Когда оздоровел, говорят, первым делом за сапожишко чугунный принялся. Отлил такой, как настоящий Васяткин сапожок. Низенький, весь в складочках, морщинках от долгой службы. Широконосый с тремя петельками: одна позади и двумя по бокам. Двумя здоровенными заплатками — одна на носке, а другая на голенище. Хорошо их видать, ведь отец сам их латал. Носок сапожка кверху поднялся, ну все как есть, и вправду, на сапоге.
Любовались люди поделкой, сразу признав Васяткин сапожок. Только приказчику не поглянулась. Кричать поднялся на Михаила, как увидал поделку. Дескать, что это за работа — насмешка одна! Увидят господа — борони Бог! Разве дозволено с простого сапога украшение отливать, хоть и сделана она руками, как полагается?
Шумел, кричал приказчик за сапожок и строго-настрого запретил чугун на безделушки переводить, не поняв так всей красоты поделки, которая в точности все передала.

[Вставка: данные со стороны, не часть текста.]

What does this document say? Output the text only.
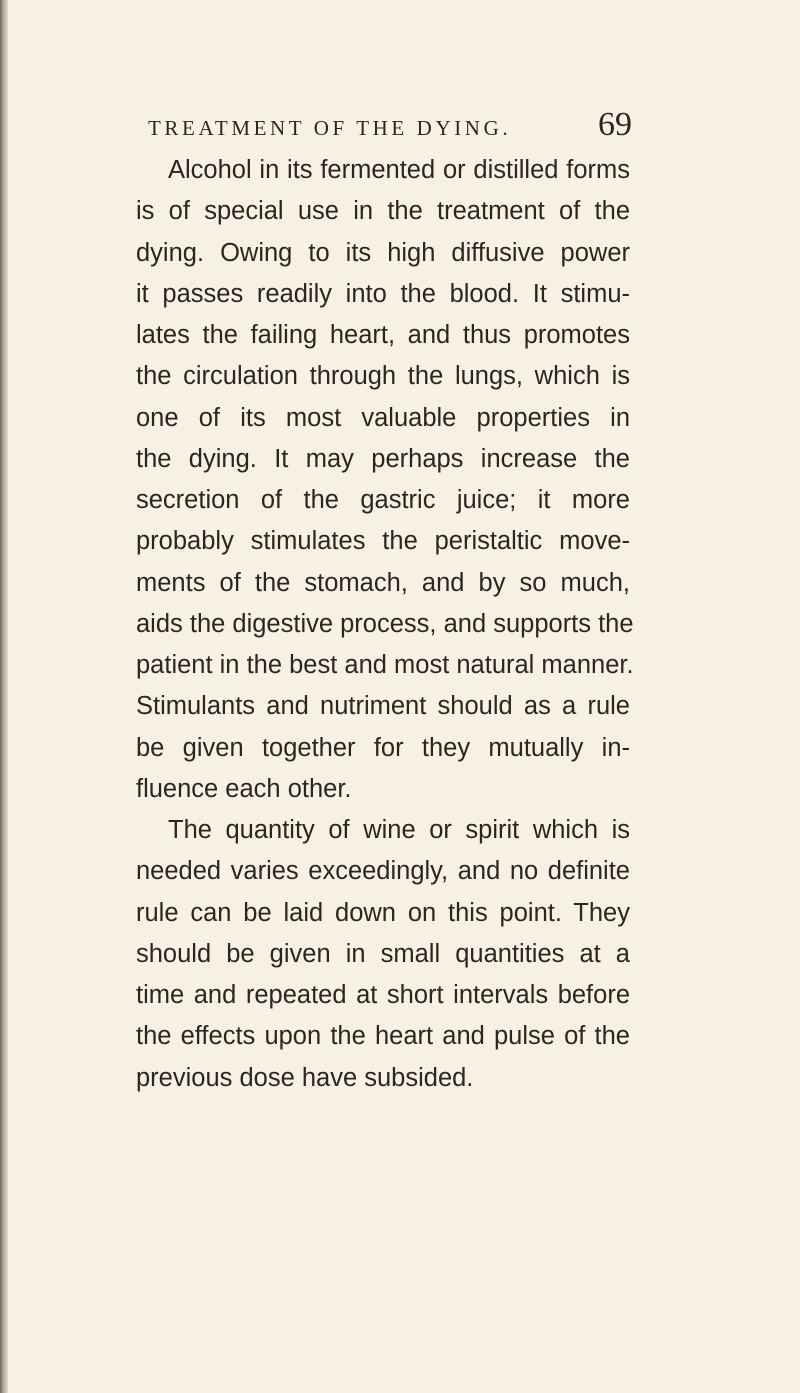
TREATMENT OF THE DYING.	69
Alcohol in its fermented or distilled forms
is of special use in the treatment of the
dying. Owing to its high diffusive power
it passes readily into the blood. It stimu-
lates the failing heart, and thus promotes
the circulation through the lungs, which is
one of its most valuable properties in
the dying. It may perhaps increase the
secretion of the gastric juice; it more
probably stimulates the peristaltic move-
ments of the stomach, and by so much,
aids the digestive process, and supports the
patient in the best and most natural manner.
Stimulants and nutriment should as a rule
be given together for they mutually in-
fluence each other.
The quantity of wine or spirit which is
needed varies exceedingly, and no definite
rule can be laid down on this point. They
should be given in small quantities at a
time and repeated at short intervals before
the effects upon the heart and pulse of the
previous dose have subsided.
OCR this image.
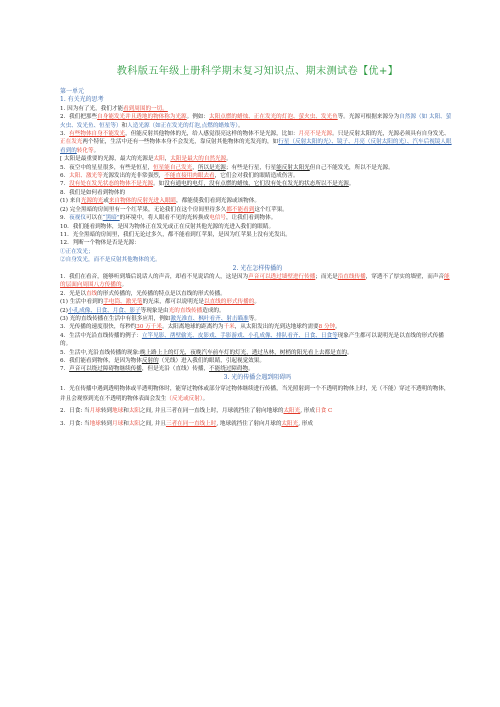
教科版五年级上册科学期末复习知识点、期末测试卷【优+】
第一单元
1. 有关光的思考

1. 因为有了光，我们才能看到周围的一切。

2．我们把那些自身能发光并且透地的物体称为光源。例如：太阳点燃的蜡烛、正在发光的灯泡、萤火虫、发光鱼等。光源可根据来源分为自然源（如 太阳、萤火虫、发光鱼、恒星等）和人造光源（如正在发光的灯泡,点燃的蜡烛等）。

3．有些物体自身不能发光，但能反射其他物体的光，给人感觉很亮这样的物体不是光源，比如：月亮不是光源。只是反射太阳的光，光源必须具有自身发光、正在发光两个特征，生活中还有一些物体本身不会发光，靠反射其他物体的光发亮的，如行星（反射太阳的光）、镜子、月亮（反射太阳的光）、汽车后视镜人眼看到的转化等。

[ 太阳是最重要的光源，最大的光源是太阳，太阳是最大的自然光源。

5．夜空中的星星很多，有些是恒星，恒星能自己发光，所以是光源；有些是行星，行星能反射太阳光但自己不能发光，所以不是光源。

6．太阳、激光等光源发出的光非常强烈，不能直接用肉眼去看，它们会对我们的眼睛造成伤害。

7．没有处在发光状态的物体不是光源。如没有通电的电灯，没有点燃的蜡烛，它们没有处在发光的状态所以不是光源。

8．我们是如何看到物体的

(1) 来自光源的光或来自物体的反射光进入眼睛，都能使我们看到光源或该物体。

(2) 完全黑暗的房间里有一个红苹果，无论我们在这个房间里待多久都不能看到这个红苹果。

9．夜视仪可以在“黑暗”的环境中，将人眼看不见的光转换成电信号，让我们看到物体。

10．我们能看到物体，是因为物体正在发光或正在反射其他光源的光进入我们的眼睛。

11．光全黑暗的房间里，我们无论过多久，都不能看到红苹果，是因为红苹果上没有光发出。

12．判断一个物体是否是光源：

①正在发光；

②自身发光，而不是反射其他物体的光。

2. 光在怎样传播的

1．我们在看音，能够听到墙后说话人的声音，却看不见说话的人，这是因为声音可以透过墙壁进行传播；而光是沿直线传播，穿透不了厚实的墙壁，而声音能的层面向周围八方传播的。

2．光是以直线的形式传播的，光传播的特点是以直线的形式传播。

(1) 生活中看到的手电筒、激光笔的光束，都可以说明光是以直线的形式传播的。

(2)小孔成像、日食、月食、影子等现象是由光的直线传播造成的。

(3) 光的直线传播在生活中有很多应用，例如激光准直、枫叶看齐、射击瞄准等。

3．光传播的速度很快，每秒约30 万千米。太阳离地球的距离约为千米，从太阳发出的光到达地球约需要8 分钟。

4．生活中光沿直线传播的例子：立竿见影、凿壁偷光、皮影戏、手影游戏、小孔成像、排队看齐、日食、日食等现象产生都可以说明光是以直线的形式传播的。

5．生活中,光沿直线传播的现象:晚上路上上的灯光，夜晚汽车前车灯的灯光，透过丛林，树梢的阳光看上去都是直的。

6．我们能看到物体，是因为物体反射的（光线）进入我们的眼睛，引起视觉效果。

7．声音可以绕过障碍物继续传播，但是光沿（直线）传播，不能绕过障碍物。

3. 光的传播会遇到阻碍吗

1．光在传播中遇到透明物体或半透明物体时，能穿过物体或部分穿过物体继续进行传播，当光照射到一个不透明的物体上时，光（不能）穿过不透明的物体，并且会观察到光在不透明的物体表面会发生（反光或反射）。

2．日食: 当月球转到地球和太阳之间, 并且三者在同一直线上时，月球就挡住了射向地球的太阳光, 形成日食 C

3．月食: 当地球转到月球和太阳之间, 并且三者在同一直线上时, 地球就挡住了射向月球的太阳光, 形成
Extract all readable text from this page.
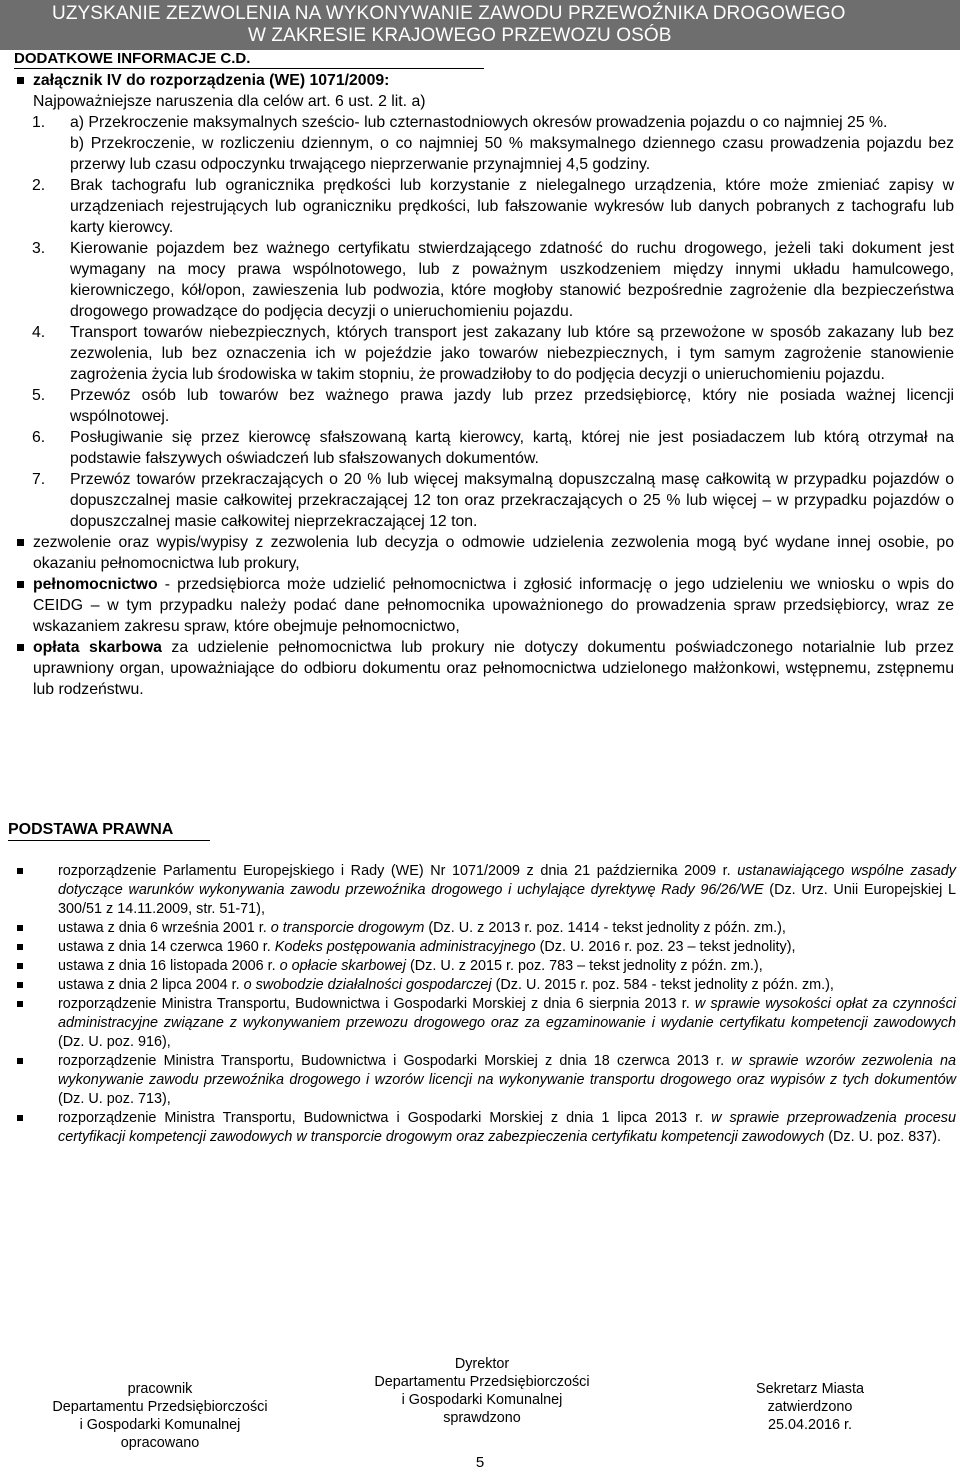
UZYSKANIE ZEZWOLENIA NA WYKONYWANIE ZAWODU PRZEWOŹNIKA DROGOWEGO
W ZAKRESIE KRAJOWEGO PRZEWOZU OSÓB
DODATKOWE INFORMACJE C.D.
załącznik IV do rozporządzenia (WE) 1071/2009:
Najpoważniejsze naruszenia dla celów art. 6 ust. 2 lit. a)
1.	a) Przekroczenie maksymalnych sześcio- lub czternastodniowych okresów prowadzenia pojazdu o co najmniej 25 %.
b) Przekroczenie, w rozliczeniu dziennym, o co najmniej 50 % maksymalnego dziennego czasu prowadzenia pojazdu bez przerwy lub czasu odpoczynku trwającego nieprzerwanie przynajmniej 4,5 godziny.
2.	Brak tachografu lub ogranicznika prędkości lub korzystanie z nielegalnego urządzenia, które może zmieniać zapisy w urządzeniach rejestrujących lub ograniczniku prędkości, lub fałszowanie wykresów lub danych pobranych z tachografu lub karty kierowcy.
3.	Kierowanie pojazdem bez ważnego certyfikatu stwierdzającego zdatność do ruchu drogowego, jeżeli taki dokument jest wymagany na mocy prawa wspólnotowego, lub z poważnym uszkodzeniem między innymi układu hamulcowego, kierowniczego, kół/opon, zawieszenia lub podwozia, które mogłoby stanowić bezpośrednie zagrożenie dla bezpieczeństwa drogowego prowadzące do podjęcia decyzji o unieruchomieniu pojazdu.
4.	Transport towarów niebezpiecznych, których transport jest zakazany lub które są przewożone w sposób zakazany lub bez zezwolenia, lub bez oznaczenia ich w pojeździe jako towarów niebezpiecznych, i tym samym zagrożenie stanowienie zagrożenia życia lub środowiska w takim stopniu, że prowadziłoby to do podjęcia decyzji o unieruchomieniu pojazdu.
5.	Przewóz osób lub towarów bez ważnego prawa jazdy lub przez przedsiębiorcę, który nie posiada ważnej licencji wspólnotowej.
6.	Posługiwanie się przez kierowcę sfałszowaną kartą kierowcy, kartą, której nie jest posiadaczem lub którą otrzymał na podstawie fałszywych oświadczeń lub sfałszowanych dokumentów.
7.	Przewóz towarów przekraczających o 20 % lub więcej maksymalną dopuszczalną masę całkowitą w przypadku pojazdów o dopuszczalnej masie całkowitej przekraczającej 12 ton oraz przekraczających o 25 % lub więcej – w przypadku pojazdów o dopuszczalnej masie całkowitej nieprzekraczającej 12 ton.
zezwolenie oraz wypis/wypisy z zezwolenia lub decyzja o odmowie udzielenia zezwolenia mogą być wydane innej osobie, po okazaniu pełnomocnictwa lub prokury,
pełnomocnictwo - przedsiębiorca może udzielić pełnomocnictwa i zgłosić informację o jego udzieleniu we wniosku o wpis do CEIDG – w tym przypadku należy podać dane pełnomocnika upoważnionego do prowadzenia spraw przedsiębiorcy, wraz ze wskazaniem zakresu spraw, które obejmuje pełnomocnictwo,
opłata skarbowa za udzielenie pełnomocnictwa lub prokury nie dotyczy dokumentu poświadczonego notarialnie lub przez uprawniony organ, upoważniające do odbioru dokumentu oraz pełnomocnictwa udzielonego małżonkowi, wstępnemu, zstępnemu lub rodzeństwu.
PODSTAWA PRAWNA
rozporządzenie Parlamentu Europejskiego i Rady (WE) Nr 1071/2009 z dnia 21 października 2009 r. ustanawiającego wspólne zasady dotyczące warunków wykonywania zawodu przewoźnika drogowego i uchylające dyrektywę Rady 96/26/WE (Dz. Urz. Unii Europejskiej L 300/51 z 14.11.2009, str. 51-71),
ustawa z dnia 6 września 2001 r. o transporcie drogowym (Dz. U. z 2013 r. poz. 1414 - tekst jednolity z późn. zm.),
ustawa z dnia 14 czerwca 1960 r. Kodeks postępowania administracyjnego (Dz. U. 2016 r. poz. 23 – tekst jednolity),
ustawa z dnia 16 listopada 2006 r. o opłacie skarbowej (Dz. U. z 2015 r. poz. 783 – tekst jednolity z późn. zm.),
ustawa z dnia 2 lipca 2004 r. o swobodzie działalności gospodarczej (Dz. U. 2015 r. poz. 584 - tekst jednolity z późn. zm.),
rozporządzenie Ministra Transportu, Budownictwa i Gospodarki Morskiej z dnia 6 sierpnia 2013 r. w sprawie wysokości opłat za czynności administracyjne związane z wykonywaniem przewozu drogowego oraz za egzaminowanie i wydanie certyfikatu kompetencji zawodowych (Dz. U. poz. 916),
rozporządzenie Ministra Transportu, Budownictwa i Gospodarki Morskiej z dnia 18 czerwca 2013 r. w sprawie wzorów zezwolenia na wykonywanie zawodu przewoźnika drogowego i wzorów licencji na wykonywanie transportu drogowego oraz wypisów z tych dokumentów (Dz. U. poz. 713),
rozporządzenie Ministra Transportu, Budownictwa i Gospodarki Morskiej z dnia 1 lipca 2013 r. w sprawie przeprowadzenia procesu certyfikacji kompetencji zawodowych w transporcie drogowym oraz zabezpieczenia certyfikatu kompetencji zawodowych (Dz. U. poz. 837).
pracownik
Departamentu Przedsiębiorczości
i Gospodarki Komunalnej
opracowano
Dyrektor
Departamentu Przedsiębiorczości
i Gospodarki Komunalnej
sprawdzono
Sekretarz Miasta
zatwierdzono
25.04.2016 r.
5
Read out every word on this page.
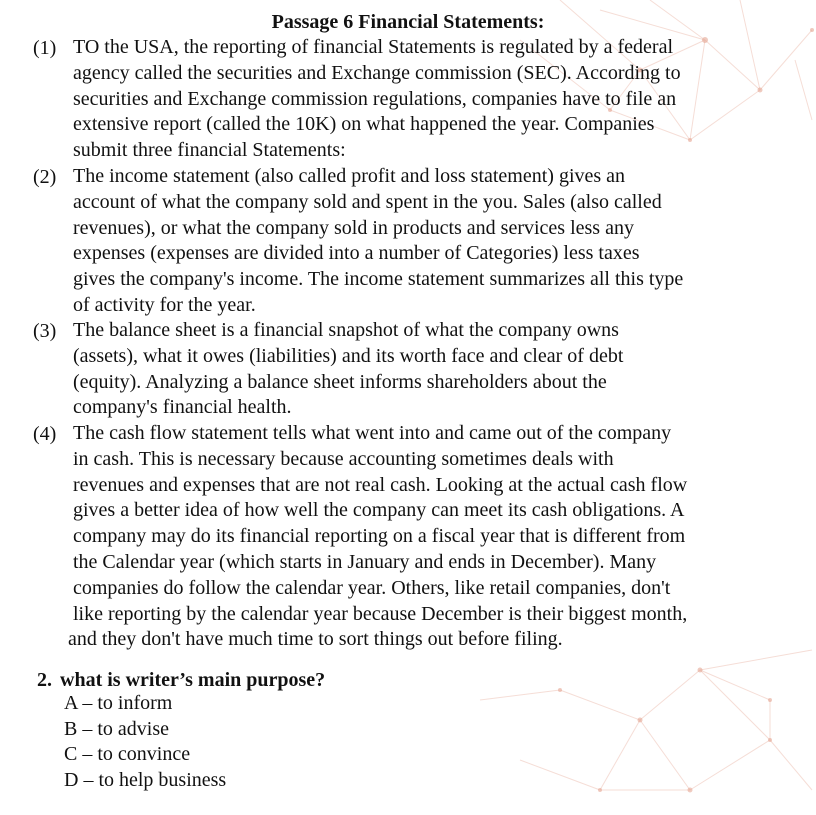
Passage 6 Financial Statements:
(1) TO the USA, the reporting of financial Statements is regulated by a federal
agency called the securities and Exchange commission (SEC). According to
securities and Exchange commission regulations, companies have to file an
extensive report (called the 10K) on what happened the year. Companies
submit three financial Statements:

(2) The income statement (also called profit and loss statement) gives an
account of what the company sold and spent in the you. Sales (also called
revenues), or what the company sold in products and services less any
expenses (expenses are divided into a number of Categories) less taxes
gives the company's income. The income statement summarizes all this type
of activity for the year.

(3) The balance sheet is a financial snapshot of what the company owns
(assets), what it owes (liabilities) and its worth face and clear of debt
(equity). Analyzing a balance sheet informs shareholders about the
company's financial health.

(4) The cash flow statement tells what went into and came out of the company
in cash. This is necessary because accounting sometimes deals with
revenues and expenses that are not real cash. Looking at the actual cash flow
gives a better idea of how well the company can meet its cash obligations. A
company may do its financial reporting on a fiscal year that is different from
the Calendar year (which starts in January and ends in December). Many
companies do follow the calendar year. Others, like retail companies, don't
like reporting by the calendar year because December is their biggest month,
and they don't have much time to sort things out before filing.

2. what is writer’s main purpose?

A – to inform
B – to advise
C – to convince
D – to help business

Думал Михаил отлить поделки о живых людях: как сено мужики из леса возят, как лихая тройка скачет по полю зимой, а за ней бегут вдогонку волки — уж совсем настигают. Только так и не довелось ему «лбом камень прошибить», любимые поделки сделать. Не хотел под плеть ложиться, да и сиротами сынов оставлять.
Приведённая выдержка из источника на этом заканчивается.